Mr Buttrey said: “For three years I’ve been observing and publishing YouTube videos of various Council Meetings in an attempt to shed more light on the council.
“Over that time it has become clear that the quality of debate and decision making is well below that which we have a right to expect. Decisions are often ill-judged and merely rubber stamped resulting in waste of time and money.
“The original decision to close libraries, the High Court rejection of the earlier Local Plan, the auditors critical report over the Great Sankey leisure centre, and the current Western Link ever increasing forecast cost are just some cases in point.”
He says “the ill thought out and badly presented and advertised Local Plan Preferred Development Option (PDO) in July 2017 finally brought things to a head.”
Mr Buttrey added: “All Council Committees are required under the Constitution to be politically balanced. All that is except the Executive Committee where the Labour Leader, Cllr. Terry O’Neill, clearly believes it acceptable that all the members are Labour Councillors. It means that there is no effective opposition to offer checks and balances. An effective opposition is vital to the democratic process as has been well demonstrated at a national level.
“It’s clear that the ten member Council Executive just aren’t up to the mark!”
Mr Buttrey believes an elected Mayor, who had campaigned on a manifesto of running the Council with a politically balanced Executive that was representative of all voters, could change this.

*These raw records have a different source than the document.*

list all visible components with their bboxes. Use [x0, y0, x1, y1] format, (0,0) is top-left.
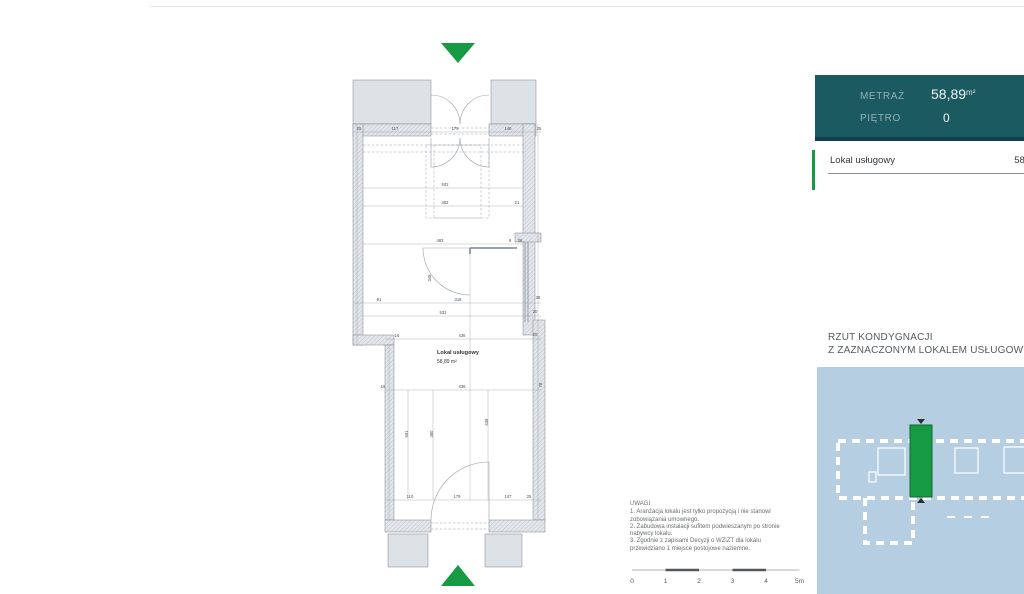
- scale-bar-labels: 012345m: [630, 578, 804, 585]
- dimension-label: 436: [459, 333, 467, 338]
- entrance-door-arc-outer-left: [431, 95, 460, 124]
- notes-lines: 1. Aranżacja lokalu jest tylko propozycj…: [630, 509, 815, 553]
- notes-line: zobowiązania umownego.: [630, 517, 815, 524]
- dimension-label: 25: [527, 494, 532, 499]
- dimension-label: 179: [452, 126, 460, 131]
- notes-heading: UWAGI: [630, 501, 815, 508]
- dimension-label: 502: [442, 182, 450, 187]
- scale-bar-label: 3: [731, 578, 735, 585]
- scale-bar-label: 4: [764, 578, 768, 585]
- notes-line: 2. Zabudowa instalacji sufitem podwiesza…: [630, 524, 815, 531]
- dimension-label: 36: [518, 238, 523, 243]
- scale-bar-label: 1: [664, 578, 668, 585]
- left-wall-lower: [385, 345, 394, 520]
- terrace-block-top-right: [491, 80, 536, 124]
- dimension-label: 483: [437, 238, 445, 243]
- scale-bar-label: 0: [630, 578, 634, 585]
- bottom-wall-right: [489, 520, 545, 532]
- dimension-label: 117: [392, 126, 399, 131]
- dimension-label: 16: [381, 384, 386, 389]
- dimension-label: 38: [536, 295, 541, 300]
- entrance-door-arc-inner-left: [431, 138, 460, 167]
- building-location-map: [817, 367, 1024, 594]
- dimension-labels: 2511717914625502302214838363489131838531…: [357, 126, 543, 499]
- info-panel: METRAŻ 58,89m² PIĘTRO 0: [815, 75, 1024, 141]
- left-wall-jog: [353, 335, 394, 345]
- notes-line: 3. Zgodnie z zapisami Decyzji o WZiZT dl…: [630, 538, 815, 545]
- dimension-label: 179: [454, 494, 462, 499]
- notes-line: nabywcy lokalu.: [630, 531, 815, 538]
- right-wall-lower: [533, 320, 545, 520]
- entrance-arrow-top: [441, 43, 475, 63]
- dimension-label: 8: [509, 238, 512, 243]
- unit-row: Lokal usługowy 58,89: [828, 152, 1024, 174]
- terrace-block-top-left: [353, 80, 431, 124]
- notes-line: przewidziano 1 miejsce postojowe naziemn…: [630, 546, 815, 553]
- left-wall-upper: [353, 124, 363, 345]
- page-top-divider: [150, 6, 1024, 7]
- interior-door-arc: [423, 248, 470, 295]
- dimension-label: 91: [377, 297, 382, 302]
- dimension-label: 25: [537, 126, 542, 131]
- unit-row-label: Lokal usługowy: [830, 155, 895, 166]
- section-title: RZUT KONDYGNACJI Z ZAZNACZONYM LOKALEM U…: [828, 332, 1024, 357]
- dimension-label: 638: [484, 418, 489, 426]
- dimension-label: 21: [515, 200, 520, 205]
- entrance-door-arc-inner-right: [460, 138, 489, 167]
- unit-row-accent-bar: [812, 150, 815, 190]
- metraz-value: 58,89m²: [931, 86, 975, 102]
- scale-bar-label: 2: [697, 578, 701, 585]
- dimension-label: 531: [440, 310, 448, 315]
- dimension-label: 78: [538, 382, 543, 387]
- notes-block: UWAGI 1. Aranżacja lokalu jest tylko pro…: [630, 501, 815, 553]
- dimension-label: 302: [442, 200, 450, 205]
- dimension-label: 20: [533, 332, 538, 337]
- bottom-wall-left: [385, 520, 431, 532]
- room-label: Lokal usługowy: [437, 350, 480, 356]
- exterior-walls: [353, 80, 545, 567]
- floor-plan-sheet: 2511717914625502302214838363489131838531…: [0, 0, 1024, 594]
- section-title-line1: RZUT KONDYGNACJI: [828, 332, 1024, 345]
- dimension-label: 436: [459, 384, 467, 389]
- scale-bar-label: 5m: [795, 578, 804, 585]
- dimension-label: 591: [404, 430, 409, 438]
- room-area: 58,89 m²: [437, 359, 457, 365]
- entrance-door-arc-outer-right: [460, 95, 489, 124]
- dimension-label: 147: [505, 494, 513, 499]
- terrace-block-bottom-left: [388, 534, 428, 567]
- dimension-label: 25: [357, 126, 362, 131]
- bottom-door-arc: [431, 462, 489, 520]
- floor-plan-drawing: 2511717914625502302214838363489131838531…: [345, 30, 560, 594]
- dimension-label: 318: [455, 297, 463, 302]
- metraz-unit: m²: [966, 88, 975, 97]
- interior-walls: [470, 248, 517, 254]
- pietro-value: 0: [943, 111, 950, 125]
- notes-line: 1. Aranżacja lokalu jest tylko propozycj…: [630, 509, 815, 516]
- unit-row-value: 58,89: [1014, 155, 1024, 166]
- scale-bar: 012345m: [628, 556, 808, 588]
- dimension-label: 110: [407, 494, 414, 499]
- dimension-label: 16: [395, 333, 400, 338]
- dimension-label: 146: [505, 126, 513, 131]
- terrace-block-bottom-right: [485, 534, 522, 567]
- section-title-line2: Z ZAZNACZONYM LOKALEM USŁUGOWYM: [828, 345, 1024, 358]
- pietro-label: PIĘTRO: [860, 113, 901, 124]
- dimension-label: 20: [533, 309, 538, 314]
- metraz-number: 58,89: [931, 86, 966, 102]
- dimension-label: 348: [427, 274, 432, 282]
- highlighted-unit: [910, 425, 932, 497]
- metraz-label: METRAŻ: [860, 91, 905, 102]
- entrance-arrow-bottom: [441, 565, 475, 586]
- dimension-label: 380: [429, 430, 434, 438]
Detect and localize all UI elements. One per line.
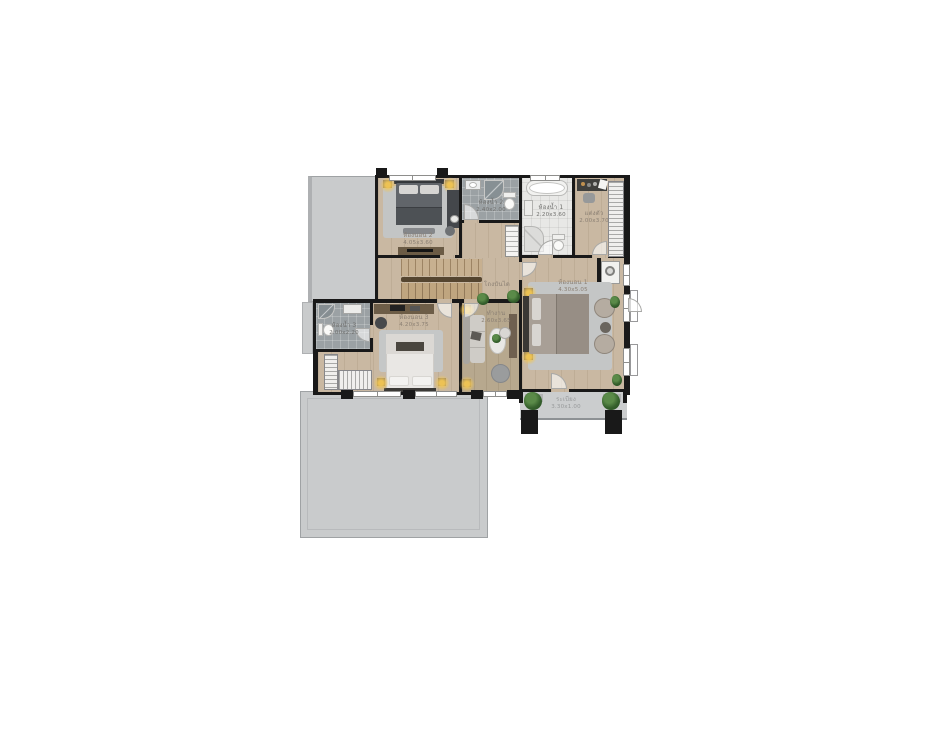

Meanwhile he says the borough council has resolutely refused to permit the use of their e-petition service on the WBC servers for this purpose.
“Several other local authorities around the country have done so and there is nothing in the legislation that says that there must be ‘wet’ signatures on paper petitions.
“I’ve been in discussions with the borough council since October trying to establish why they won’t allow it and all I’ve had is ‘it’s our decision not to’. I’ve made the obvious point that from their point of view it would be far simpler and less costly to cross check a file of electronic signatures to the electoral roll than have to manually inspect 8000 names spread across who knows how many sheets. You may have a view on why the council are so reluctant to make gathering signatures by e-petition, I couldn’t possibly comment!
“The aim of the petition and the resulting referendum is to seek to elect a mayor who has pledged to appoint a politically balanced Executive Committee. Under WBCs constitution the Executive Committee is the only one that is not required to be politically balanced and many of us feel that isn’t just and right. It’s all about a question of fairness and democracy and having the views of ALL voters represented on the most important Committee in the council.
Mr Buttrey added: I followed the government guidance on Mayoral petitions which says that it’s a good idea when starting one to discuss with the Local Authority to ensure the wording is correct. WBC resolutely refused to offer any opinion or otherwise engage in any discussion with me despite my requesting a number of times. I even offered to have a face to face chat but they declined that too.
“The only conclusion I draw is that they want to make it as difficult as possible!”
A council spokesperson said: “The council is aware of an individual within the borough who wants to commence a petition in order to call a borough referendum on whether or not the council should move to a model of an elected mayor.
“This would be a paper petition and would need to attract 7,917 signatures from individual voters within a specified time period. The council would then validate all the names on the petition to ensure that they are currently on the electoral role.
“If there is a referendum and the outcome is for an elected mayor then the council would need to completely review its constitution, its democratic processes and its structures”.
On the issue of a hard copy petition the council spokesperson added: “A petition proposing a referendum which could change the constitution of a council is subject to legislation which requires the authority to confirm the validity of the petition. Given the particular requirements for a valid petition of this nature, the council has determined that a hard copy paper petition is the appropriate method to allow the authority to make that determination.”
Last year, after originally being linked to a devolution deal with Liverpool the controlling Labour group eventually voted in support of a deal with Cheshire West and Chester Council and Cheshire East Council,although nothing has been formally agreed as yet.